I am trying to fine-tune BART for text infilling task, for example, I want my model learn “Steve Jobs is founder of Apple” from “Steve Jobs [MASK] Apple”.
My questions are mainly the following three:
(1) BartModel and BartForConditionalGeneration, which one should I choose?
(2) Can you provide examples of how to use the corresponding API?
(3) How to compute the ‘loss’ of text infilling task?
You should use BartForConditionalGeneration, since this model adds a language modeling head on top of BartModel. BartModel itself is just the encoder-decoder Transformer, without any head on top. The language modeling head on top is necessary, in order to decode the hidden states to actual predicted tokens, and to generate text.

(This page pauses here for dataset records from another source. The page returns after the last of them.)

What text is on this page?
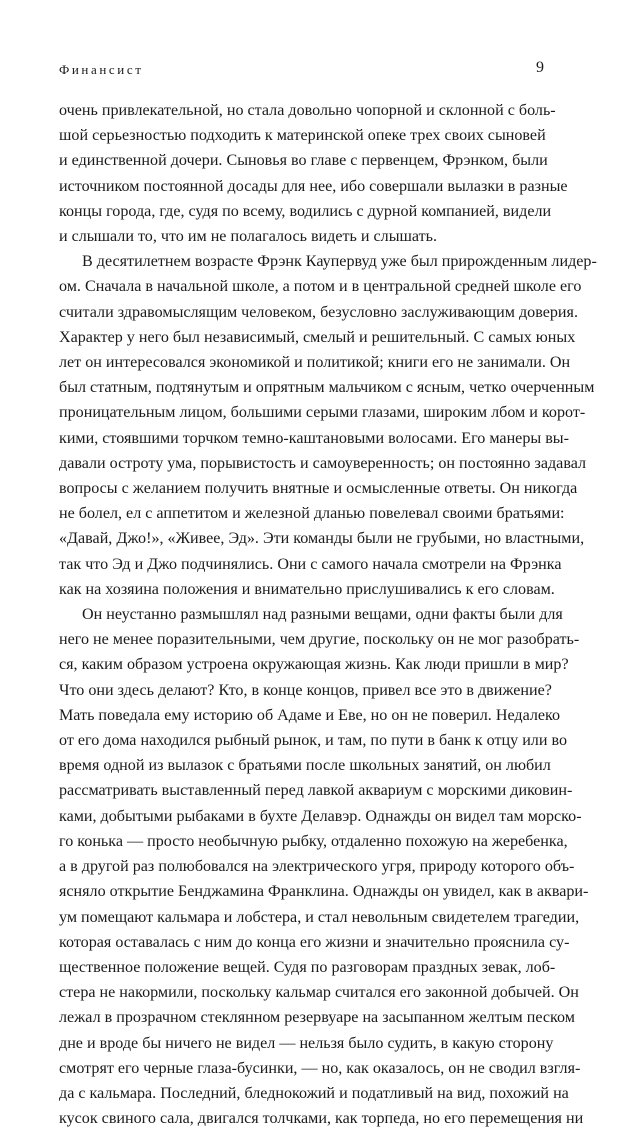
Финансист	9
очень привлекательной, но стала довольно чопорной и склонной с боль-
шой серьезностью подходить к материнской опеке трех своих сыновей
и единственной дочери. Сыновья во главе с первенцем, Фрэнком, были
источником постоянной досады для нее, ибо совершали вылазки в разные
концы города, где, судя по всему, водились с дурной компанией, видели
и слышали то, что им не полагалось видеть и слышать.
В десятилетнем возрасте Фрэнк Каупервуд уже был прирожденным лидер-
ом. Сначала в начальной школе, а потом и в центральной средней школе его
считали здравомыслящим человеком, безусловно заслуживающим доверия.
Характер у него был независимый, смелый и решительный. С самых юных
лет он интересовался экономикой и политикой; книги его не занимали. Он
был статным, подтянутым и опрятным мальчиком с ясным, четко очерченным
проницательным лицом, большими серыми глазами, широким лбом и корот-
кими, стоявшими торчком темно-каштановыми волосами. Его манеры вы-
давали остроту ума, порывистость и самоуверенность; он постоянно задавал
вопросы с желанием получить внятные и осмысленные ответы. Он никогда
не болел, ел с аппетитом и железной дланью повелевал своими братьями:
«Давай, Джо!», «Живее, Эд». Эти команды были не грубыми, но властными,
так что Эд и Джо подчинялись. Они с самого начала смотрели на Фрэнка
как на хозяина положения и внимательно прислушивались к его словам.
Он неустанно размышлял над разными вещами, одни факты были для
него не менее поразительными, чем другие, поскольку он не мог разобрать-
ся, каким образом устроена окружающая жизнь. Как люди пришли в мир?
Что они здесь делают? Кто, в конце концов, привел все это в движение?
Мать поведала ему историю об Адаме и Еве, но он не поверил. Недалеко
от его дома находился рыбный рынок, и там, по пути в банк к отцу или во
время одной из вылазок с братьями после школьных занятий, он любил
рассматривать выставленный перед лавкой аквариум с морскими диковин-
ками, добытыми рыбаками в бухте Делавэр. Однажды он видел там морско-
го конька — просто необычную рыбку, отдаленно похожую на жеребенка,
а в другой раз полюбовался на электрического угря, природу которого объ-
ясняло открытие Бенджамина Франклина. Однажды он увидел, как в аквари-
ум помещают кальмара и лобстера, и стал невольным свидетелем трагедии,
которая оставалась с ним до конца его жизни и значительно прояснила су-
щественное положение вещей. Судя по разговорам праздных зевак, лоб-
стера не накормили, поскольку кальмар считался его законной добычей. Он
лежал в прозрачном стеклянном резервуаре на засыпанном желтым песком
дне и вроде бы ничего не видел — нельзя было судить, в какую сторону
смотрят его черные глаза-бусинки, — но, как оказалось, он не сводил взгля-
да с кальмара. Последний, бледнокожий и податливый на вид, похожий на
кусок свиного сала, двигался толчками, как торпеда, но его перемещения ни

The loss gets automatically calculated for you when you provide labels to the model. It’s standard cross entropy loss between the predictions of the model and the labels.
Hi, I’m curious about a couple of things: 1) did you get this model running well, and 2) would this model also work for more standard “next-token” causal LM?

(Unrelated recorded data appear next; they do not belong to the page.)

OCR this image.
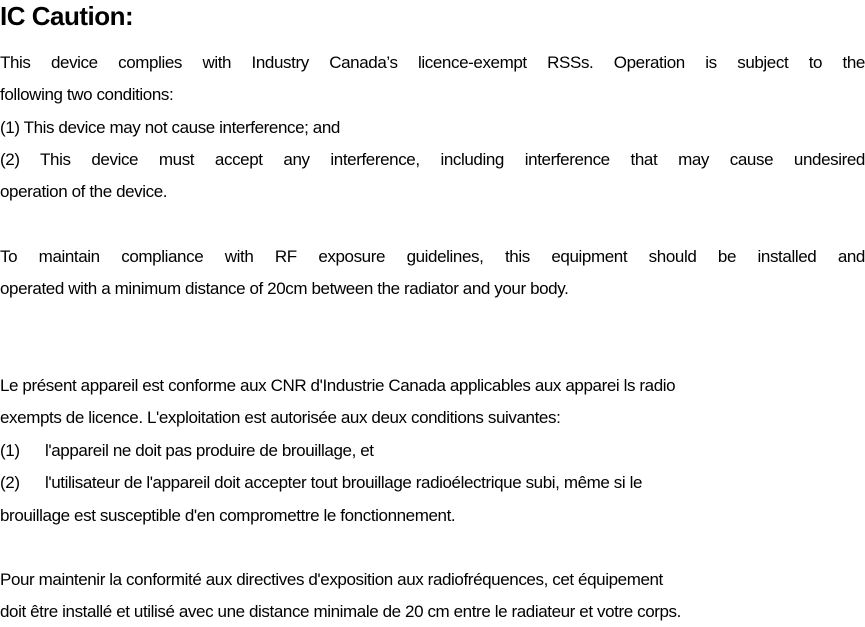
IC Caution:
This device complies with Industry Canada’s licence-exempt RSSs. Operation is subject to the
following two conditions:
(1) This device may not cause interference; and
(2) This device must accept any interference, including interference that may cause undesired
operation of the device.
To maintain compliance with RF exposure guidelines, this equipment should be installed and
operated with a minimum distance of 20cm between the radiator and your body.
Le présent appareil est conforme aux CNR d'Industrie Canada applicables aux apparei ls radio
exempts de licence. L'exploitation est autorisée aux deux conditions suivantes:
(1) l'appareil ne doit pas produire de brouillage, et
(2) l'utilisateur de l'appareil doit accepter tout brouillage radioélectrique subi, même si le
brouillage est susceptible d'en compromettre le fonctionnement.
Pour maintenir la conformité aux directives d'exposition aux radiofréquences, cet équipement
doit être installé et utilisé avec une distance minimale de 20 cm entre le radiateur et votre corps.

EDIT: Oh, also, would it be expected to do both MLM and CLM? That is, with an input like: “The chicken [MASK] to get” could it continue and output something like “The chicken crossed the road to get to the other side”?? That would be pretty much ideal for my use-case. And if so, how would one go about doing this?
(Sorry for hijacking your thread, but I’ve been wondering about something like this for a while!)